Но одна ниточка мысли всё же чётко проявилась среди вороха других.
– Я не слышал в пятницу, как она подошла к классу. И как убежала, тоже. Почему? Она ведь была на каблуках. Я должен был услышать.
– Потому что она сняла туфли, как только вышла из диско-зала, – ответила Диана, склонив голову вбок. Влажные пряди у лица начали мягко закручиваться. – У неё устали ноги, и она плюнула на всё и пошла без обуви.
Как всё, оказывается, просто на этом свете. Можно объяснить всё, что угодно. Но прежде – сломать себе голову, думая над миллионами предположений.
Он горько усмехнулся.
– Вот оно как. Ясно.
Рука потянулась к стакану с эспрессо. Повернув голову к окну, Егор отпил немного напитка, отмечая, что он тоже уже напрочь остывший. Виски потянуло головной болью, и Рембез прикрыл глаза, только сейчас понимая, что и они болели, принося дискомфорт. Недосып сказывался, и веки казались свинцовыми, а голова – ватной.
Нужен был сон. Как говорят? Утро вечера мудренее? А что делать, если у него каждая минута двух прошедших дней – один сплошной вечер, который никак не хотел заканчиваться?
За окном разорвался очередной салют, и тёмное небо осветил сноп зелёных огней и искр, которые тут же погасли, исчезая во мраке новогодней ночи. Егор уже даже не реагировал на эти хлопки. Просто лежал на кровати, раскинув руки в стороны, и тупо пялился в потолок. Уже не воспалёнными и уставшими глазами, как ещё три дня назад, но сон всё равно не шёл. То ли от этого чёртового бокала шампанского – Егора мучила бессонница после этого напитка практически всегда, – то ли потому что он прекрасно выспался прошлой ночью.

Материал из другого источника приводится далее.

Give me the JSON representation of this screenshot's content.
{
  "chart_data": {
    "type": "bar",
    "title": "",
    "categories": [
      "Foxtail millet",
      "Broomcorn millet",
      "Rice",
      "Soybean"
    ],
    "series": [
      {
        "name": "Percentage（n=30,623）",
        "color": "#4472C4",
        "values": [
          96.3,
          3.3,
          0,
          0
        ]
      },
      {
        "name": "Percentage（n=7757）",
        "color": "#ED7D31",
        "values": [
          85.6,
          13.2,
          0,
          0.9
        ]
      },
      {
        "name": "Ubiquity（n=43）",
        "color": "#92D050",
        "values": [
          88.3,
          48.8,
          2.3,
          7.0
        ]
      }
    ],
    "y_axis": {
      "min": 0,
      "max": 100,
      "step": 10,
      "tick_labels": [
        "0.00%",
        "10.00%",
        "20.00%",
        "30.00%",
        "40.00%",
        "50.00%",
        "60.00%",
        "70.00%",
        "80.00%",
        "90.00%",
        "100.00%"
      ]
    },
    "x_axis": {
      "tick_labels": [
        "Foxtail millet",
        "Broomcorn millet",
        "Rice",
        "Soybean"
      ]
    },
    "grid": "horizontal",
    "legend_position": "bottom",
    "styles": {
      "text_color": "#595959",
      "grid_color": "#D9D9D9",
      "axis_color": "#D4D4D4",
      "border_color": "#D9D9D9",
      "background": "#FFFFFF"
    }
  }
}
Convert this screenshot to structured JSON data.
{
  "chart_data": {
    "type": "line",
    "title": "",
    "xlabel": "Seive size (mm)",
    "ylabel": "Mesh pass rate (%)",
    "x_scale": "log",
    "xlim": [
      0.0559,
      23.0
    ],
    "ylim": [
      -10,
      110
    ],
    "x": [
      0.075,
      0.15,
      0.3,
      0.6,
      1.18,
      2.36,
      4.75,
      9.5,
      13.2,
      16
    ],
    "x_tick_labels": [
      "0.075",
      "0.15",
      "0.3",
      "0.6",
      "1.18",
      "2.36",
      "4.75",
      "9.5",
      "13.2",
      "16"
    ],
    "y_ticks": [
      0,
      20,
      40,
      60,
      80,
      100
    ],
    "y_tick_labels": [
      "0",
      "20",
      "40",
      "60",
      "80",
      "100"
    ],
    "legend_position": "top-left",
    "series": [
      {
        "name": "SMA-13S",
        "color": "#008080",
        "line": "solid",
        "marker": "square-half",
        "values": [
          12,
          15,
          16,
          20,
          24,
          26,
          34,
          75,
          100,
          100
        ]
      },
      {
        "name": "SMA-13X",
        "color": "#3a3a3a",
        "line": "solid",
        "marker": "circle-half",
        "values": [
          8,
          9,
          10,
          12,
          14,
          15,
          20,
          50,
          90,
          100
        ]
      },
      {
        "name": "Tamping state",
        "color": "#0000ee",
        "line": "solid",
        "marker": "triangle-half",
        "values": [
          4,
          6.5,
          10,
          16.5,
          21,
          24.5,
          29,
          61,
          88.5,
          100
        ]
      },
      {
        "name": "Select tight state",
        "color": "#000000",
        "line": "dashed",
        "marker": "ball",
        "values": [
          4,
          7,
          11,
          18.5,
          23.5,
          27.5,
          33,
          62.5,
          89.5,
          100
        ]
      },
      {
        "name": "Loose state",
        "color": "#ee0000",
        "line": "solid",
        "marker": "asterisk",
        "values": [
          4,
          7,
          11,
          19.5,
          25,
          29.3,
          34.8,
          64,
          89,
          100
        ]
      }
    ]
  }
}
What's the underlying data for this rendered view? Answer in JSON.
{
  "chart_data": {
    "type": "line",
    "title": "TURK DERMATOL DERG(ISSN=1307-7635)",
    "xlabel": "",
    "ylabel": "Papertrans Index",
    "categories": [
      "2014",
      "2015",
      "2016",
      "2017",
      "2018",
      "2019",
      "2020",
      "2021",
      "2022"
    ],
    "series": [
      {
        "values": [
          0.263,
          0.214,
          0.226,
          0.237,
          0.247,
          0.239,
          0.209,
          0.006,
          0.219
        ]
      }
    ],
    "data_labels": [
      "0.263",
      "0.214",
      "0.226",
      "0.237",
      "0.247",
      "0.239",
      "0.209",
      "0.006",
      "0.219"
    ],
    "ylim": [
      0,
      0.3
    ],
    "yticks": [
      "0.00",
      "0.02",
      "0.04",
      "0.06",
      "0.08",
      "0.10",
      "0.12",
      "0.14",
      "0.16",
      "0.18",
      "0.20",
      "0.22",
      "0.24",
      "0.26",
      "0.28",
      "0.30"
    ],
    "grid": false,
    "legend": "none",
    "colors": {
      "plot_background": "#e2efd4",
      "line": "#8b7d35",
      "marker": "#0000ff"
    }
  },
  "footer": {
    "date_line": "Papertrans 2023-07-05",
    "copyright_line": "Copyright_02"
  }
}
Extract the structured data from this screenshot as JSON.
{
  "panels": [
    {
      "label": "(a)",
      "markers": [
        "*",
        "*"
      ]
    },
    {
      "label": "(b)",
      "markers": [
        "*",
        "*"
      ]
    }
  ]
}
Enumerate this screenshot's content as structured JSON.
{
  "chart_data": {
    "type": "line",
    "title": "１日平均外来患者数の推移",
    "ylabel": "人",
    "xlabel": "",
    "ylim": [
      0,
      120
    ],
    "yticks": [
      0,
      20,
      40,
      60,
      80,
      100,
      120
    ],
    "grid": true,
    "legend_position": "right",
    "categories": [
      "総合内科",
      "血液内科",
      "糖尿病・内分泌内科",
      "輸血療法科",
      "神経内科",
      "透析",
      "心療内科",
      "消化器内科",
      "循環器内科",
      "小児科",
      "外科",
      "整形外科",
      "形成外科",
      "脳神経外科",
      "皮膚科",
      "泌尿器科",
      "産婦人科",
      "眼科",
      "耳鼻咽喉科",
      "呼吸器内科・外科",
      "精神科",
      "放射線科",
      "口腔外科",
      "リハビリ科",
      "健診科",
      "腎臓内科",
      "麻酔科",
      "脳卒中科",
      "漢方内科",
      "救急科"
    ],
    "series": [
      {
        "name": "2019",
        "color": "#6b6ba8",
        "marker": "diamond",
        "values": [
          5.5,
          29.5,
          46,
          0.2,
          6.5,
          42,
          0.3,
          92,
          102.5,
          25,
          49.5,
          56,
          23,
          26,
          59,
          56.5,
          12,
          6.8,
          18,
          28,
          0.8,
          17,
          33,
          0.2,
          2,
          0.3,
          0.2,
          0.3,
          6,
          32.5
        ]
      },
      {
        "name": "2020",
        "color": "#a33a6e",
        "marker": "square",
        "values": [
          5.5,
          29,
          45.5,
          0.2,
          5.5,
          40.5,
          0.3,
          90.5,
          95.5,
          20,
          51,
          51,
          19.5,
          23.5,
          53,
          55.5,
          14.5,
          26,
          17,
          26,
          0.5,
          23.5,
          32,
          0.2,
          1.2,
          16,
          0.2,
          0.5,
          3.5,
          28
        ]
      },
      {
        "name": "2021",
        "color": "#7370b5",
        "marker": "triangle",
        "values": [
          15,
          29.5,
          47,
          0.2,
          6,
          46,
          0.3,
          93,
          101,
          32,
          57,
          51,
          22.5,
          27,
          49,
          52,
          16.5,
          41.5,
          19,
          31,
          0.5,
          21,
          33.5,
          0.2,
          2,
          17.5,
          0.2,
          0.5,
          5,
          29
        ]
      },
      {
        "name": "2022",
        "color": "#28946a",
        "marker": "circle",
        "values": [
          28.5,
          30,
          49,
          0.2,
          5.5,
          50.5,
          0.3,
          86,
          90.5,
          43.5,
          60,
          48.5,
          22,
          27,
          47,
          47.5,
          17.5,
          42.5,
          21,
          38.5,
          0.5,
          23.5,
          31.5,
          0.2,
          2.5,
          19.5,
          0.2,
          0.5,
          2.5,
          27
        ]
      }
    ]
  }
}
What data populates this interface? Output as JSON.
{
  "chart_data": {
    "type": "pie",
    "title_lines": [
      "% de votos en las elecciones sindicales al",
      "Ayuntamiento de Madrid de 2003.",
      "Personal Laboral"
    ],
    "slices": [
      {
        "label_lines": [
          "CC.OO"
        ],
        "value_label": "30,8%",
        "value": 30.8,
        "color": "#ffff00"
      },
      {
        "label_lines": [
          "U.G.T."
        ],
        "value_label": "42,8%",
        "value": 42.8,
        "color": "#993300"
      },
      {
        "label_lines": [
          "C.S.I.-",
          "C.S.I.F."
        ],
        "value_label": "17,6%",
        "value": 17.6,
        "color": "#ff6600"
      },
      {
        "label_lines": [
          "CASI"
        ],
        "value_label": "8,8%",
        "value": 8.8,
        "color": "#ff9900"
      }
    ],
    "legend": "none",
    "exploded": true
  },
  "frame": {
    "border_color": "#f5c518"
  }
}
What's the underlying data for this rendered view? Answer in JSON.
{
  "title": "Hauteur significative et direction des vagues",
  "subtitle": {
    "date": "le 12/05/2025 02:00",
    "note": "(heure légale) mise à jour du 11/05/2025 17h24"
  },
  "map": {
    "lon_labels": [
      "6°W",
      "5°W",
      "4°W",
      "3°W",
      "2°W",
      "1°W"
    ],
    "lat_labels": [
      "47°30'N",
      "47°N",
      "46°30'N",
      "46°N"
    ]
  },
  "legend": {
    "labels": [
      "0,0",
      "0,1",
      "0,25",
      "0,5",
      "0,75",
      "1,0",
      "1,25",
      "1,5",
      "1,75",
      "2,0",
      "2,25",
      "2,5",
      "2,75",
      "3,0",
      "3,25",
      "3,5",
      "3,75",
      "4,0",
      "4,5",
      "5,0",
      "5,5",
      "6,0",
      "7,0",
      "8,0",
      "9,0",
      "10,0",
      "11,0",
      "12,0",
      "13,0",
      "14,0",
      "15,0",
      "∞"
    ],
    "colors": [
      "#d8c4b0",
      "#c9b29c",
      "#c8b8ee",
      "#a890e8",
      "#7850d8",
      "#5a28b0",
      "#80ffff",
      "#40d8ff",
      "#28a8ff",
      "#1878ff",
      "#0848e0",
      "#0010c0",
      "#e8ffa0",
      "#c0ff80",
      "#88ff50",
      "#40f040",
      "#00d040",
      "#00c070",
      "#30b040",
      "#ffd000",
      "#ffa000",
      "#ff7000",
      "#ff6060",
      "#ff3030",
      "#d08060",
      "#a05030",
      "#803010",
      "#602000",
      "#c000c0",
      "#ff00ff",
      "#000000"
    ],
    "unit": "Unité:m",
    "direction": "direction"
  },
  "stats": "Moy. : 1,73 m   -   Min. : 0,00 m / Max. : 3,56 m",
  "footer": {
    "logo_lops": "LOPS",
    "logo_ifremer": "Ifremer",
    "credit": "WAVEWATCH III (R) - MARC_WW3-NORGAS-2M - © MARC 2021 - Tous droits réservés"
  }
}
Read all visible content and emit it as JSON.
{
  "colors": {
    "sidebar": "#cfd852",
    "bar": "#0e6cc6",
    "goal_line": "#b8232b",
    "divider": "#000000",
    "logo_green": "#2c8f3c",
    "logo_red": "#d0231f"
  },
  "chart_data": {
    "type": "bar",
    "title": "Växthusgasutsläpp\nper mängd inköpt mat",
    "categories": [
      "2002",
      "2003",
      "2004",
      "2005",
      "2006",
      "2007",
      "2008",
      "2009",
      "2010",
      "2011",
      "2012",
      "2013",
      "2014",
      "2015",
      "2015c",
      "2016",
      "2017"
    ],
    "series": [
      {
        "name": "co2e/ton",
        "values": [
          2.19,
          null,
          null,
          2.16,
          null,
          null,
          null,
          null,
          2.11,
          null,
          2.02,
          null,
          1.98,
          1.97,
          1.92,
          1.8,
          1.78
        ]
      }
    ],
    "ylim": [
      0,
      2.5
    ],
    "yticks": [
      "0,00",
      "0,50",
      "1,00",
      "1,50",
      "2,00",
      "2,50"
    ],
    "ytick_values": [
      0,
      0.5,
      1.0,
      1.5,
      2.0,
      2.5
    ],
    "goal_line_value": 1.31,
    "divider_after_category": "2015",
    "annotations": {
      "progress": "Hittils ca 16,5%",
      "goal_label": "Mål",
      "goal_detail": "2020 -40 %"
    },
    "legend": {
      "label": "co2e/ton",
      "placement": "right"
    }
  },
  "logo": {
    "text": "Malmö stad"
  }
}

Родители настояли на том, чтобы он дождался с ними полуночи, и отказать Егор так и не смог, хоть желание забраться в кровать и подбивало его встать и уйти в свою комнату. Всё-таки это был первый Новый Год в этом городе. У семьи нашлось ещё не так много друзей здесь, чтобы заставлять родителей отмечать праздник в одиночестве. К тому же даже во все прошлые года Егор сначала дожидался с ними боя курантов и только потом уходил на какую-нибудь очередную пьянку, так что и в этот раз он твёрдо решил не игнорировать эту маленькую семейную традицию.
Поэтому покорно сидел на диване в гостиной и гипнотизировал взглядом электронные часы, что стояли на полке рядом с телевизором. С досадой отмечая, что цифры на маленьком экране менялись до невозможности медленно.
Ещё и в голове то и дело вспыхивали воспоминания, связанные с Мариной и этой комнатой. Точнее, с Мариной в этой комнате. Мозг, одну за другой, подкидывал в голову картинки и ощущения её губ или рук, и если с вечера пятницы его это мучило очень сильно, то сейчас, сидя в этой чёртовой гостиной, помнить было категорически невыносимо.
Помимо этого, Егор мог с уверенностью сказать: это был самый длинный вечер перед Новым годом в его жизни. И единственный вечер перед Новым годом, когда ему хотелось только одного: уйти в свою комнату и лечь спать.
И проснуться, желательно, сразу девятого января с утра, чтобы кинуться в школу и увидеть Гейден, привычно сидящую на их месте.
Наверное, в том, что сон никак не шёл, всё-таки было виновато шампанское.
Егор вздохнул, прикрывая глаза. В квартире было тихо: родители не стали мучить себя и преспокойненько уснули уже через час после боя курантов. Кстати, немало удивившись, что сын остался дома и никуда не пошёл.
Егор и сам не понимал, почему у него не было желания идти отмечать праздник с одноклассниками. Те сняли квартиру где-то недалеко от центра и уже, кажись, вовсю веселились. Наверное, всё дело в том, что Егору было просто не до веселья. Новогодняя ночь новогодней ночью, но он так ни разу и не поговорил с Мариной.
Вестей от Дианы тоже не было. Они списались тридцать первого днём. Лисовская сообщила, что у неё так и не получалось дозвониться до подруги, и поздравила с наступающим праздником. Егор поздравил взаимно и, не дожидаясь ответа, заблокировал телефон, борясь с желанием швырнуть его в окно. Вместо этого быстрым движением бросил его на кровать, и тот мягко приземлился на покрывало.
Марина молчала. Хотя вряд ли это можно было назвать обычным молчанием – она просто исчезла. Растворилась, пропала, будто и не собиралась никогда возвращаться больше. Неизвестно было абсолютно ничего: ни где она, ни что с ней происходит. После того единственного несчастного сообщения, которое получила Лисовская в воскресенье, повисла полная тишина.